O deputado feirense ressaltou que a construtora, sabedora da manifestação, deverá reforçar a segurança do local, mas que os prejuízos e os desdobramentos da manifestação são imprevisíveis. “Pode ocorrer uma tragédia”, frisou.

Segundo ele, o próprio governador Rui Costa botou lenha na fogueira, ao dizer que o projeto do BRT é inútil e ruim. Rui alegou que os moradores do Horto Florestal, uma área nobre, cheia de mansões e apartamentos luxuosos, nunca irão descer a ladeira para pegar os ônibus do BRT. “Mas esquecendo-se, convenientemente, que ao longo do trecho onde passará o BRT estão o Vale das Pedrinhas, Santa Cruz, Vasco da Gama, Polêmica e outras áreas habitadas por gente humilde, que precisa do transporte de massa”.

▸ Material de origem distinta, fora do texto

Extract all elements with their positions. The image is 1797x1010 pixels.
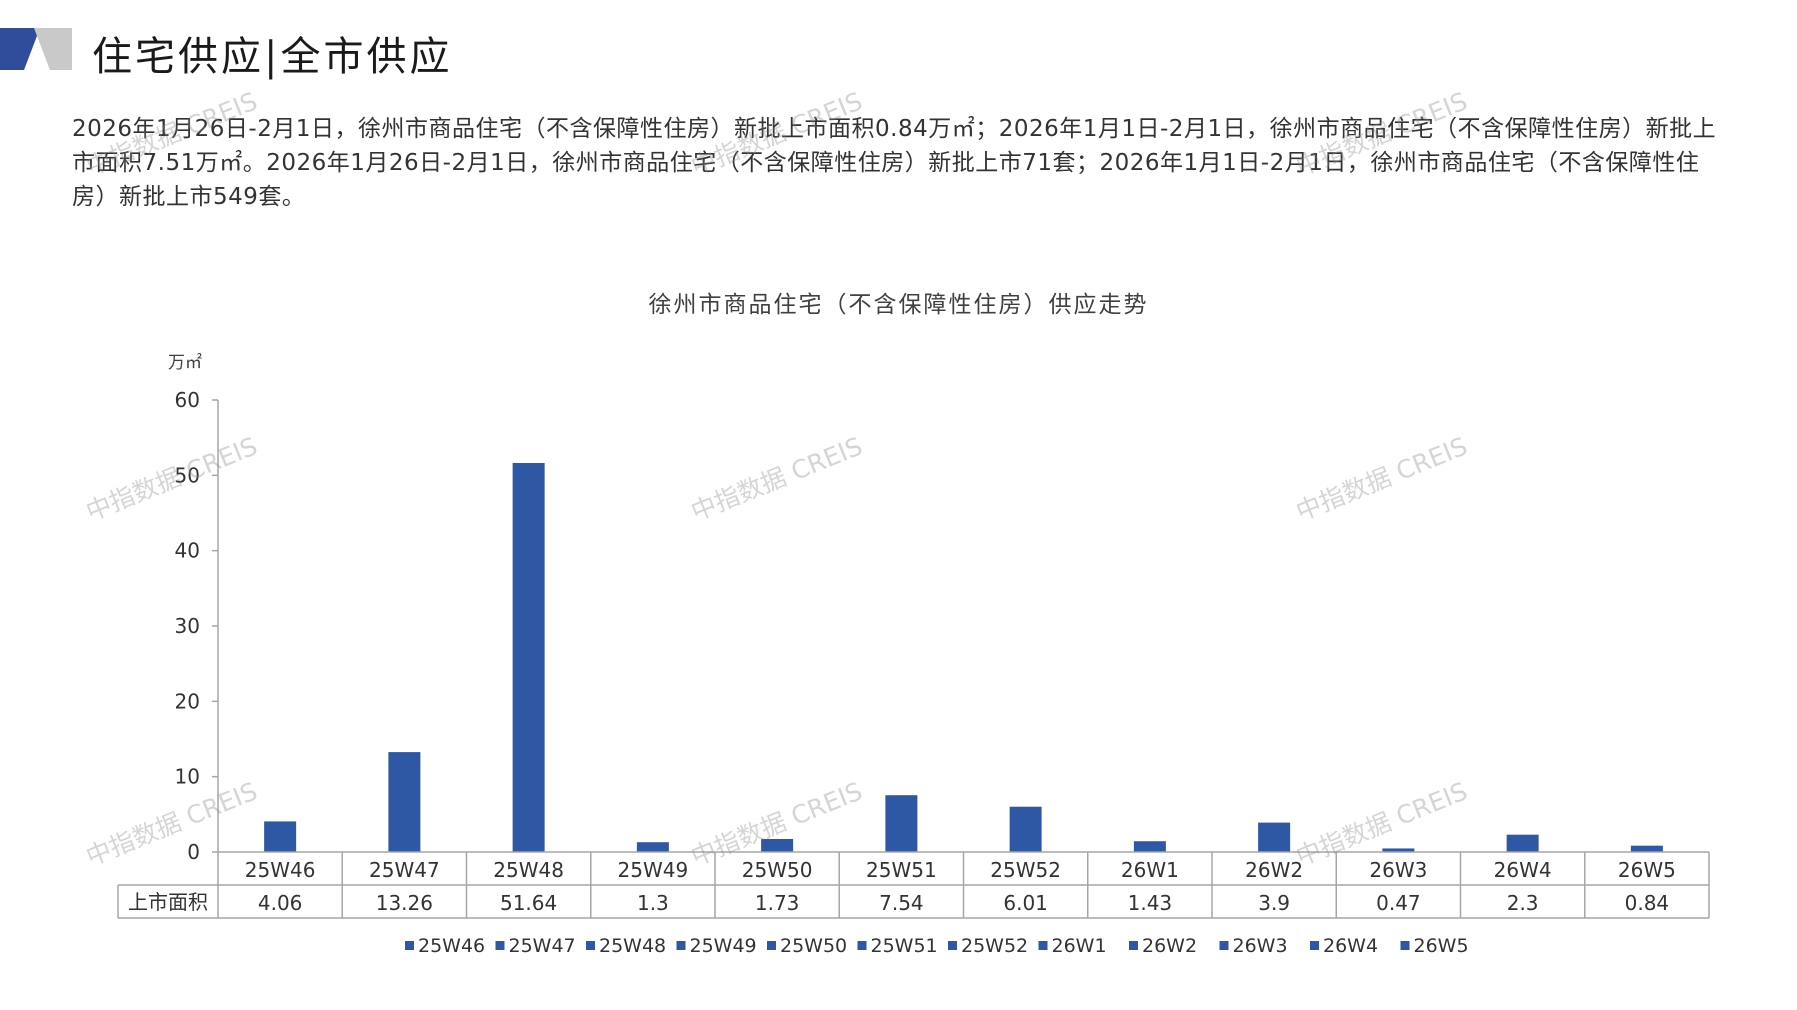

Geilson ainda lembrou um ditado popular – quem tem telhado de vidro não joga pedra no do vizinho – e disse que o governador evitou falar da principal alegação dos seus seguidores que criticam o BRT: o corte de algumas árvores. “Afinal, para a implantação do metrô na Avenida Paralela foram cortadas árvores. E não foram poucas. E árvores estão sendo cortadas pelo Governo do Estado para a implantação da Via Metropolitana, que ligará Lauro de Freitas a Camaçari. “O PT usa dois pesos e duas medidas”, salientou.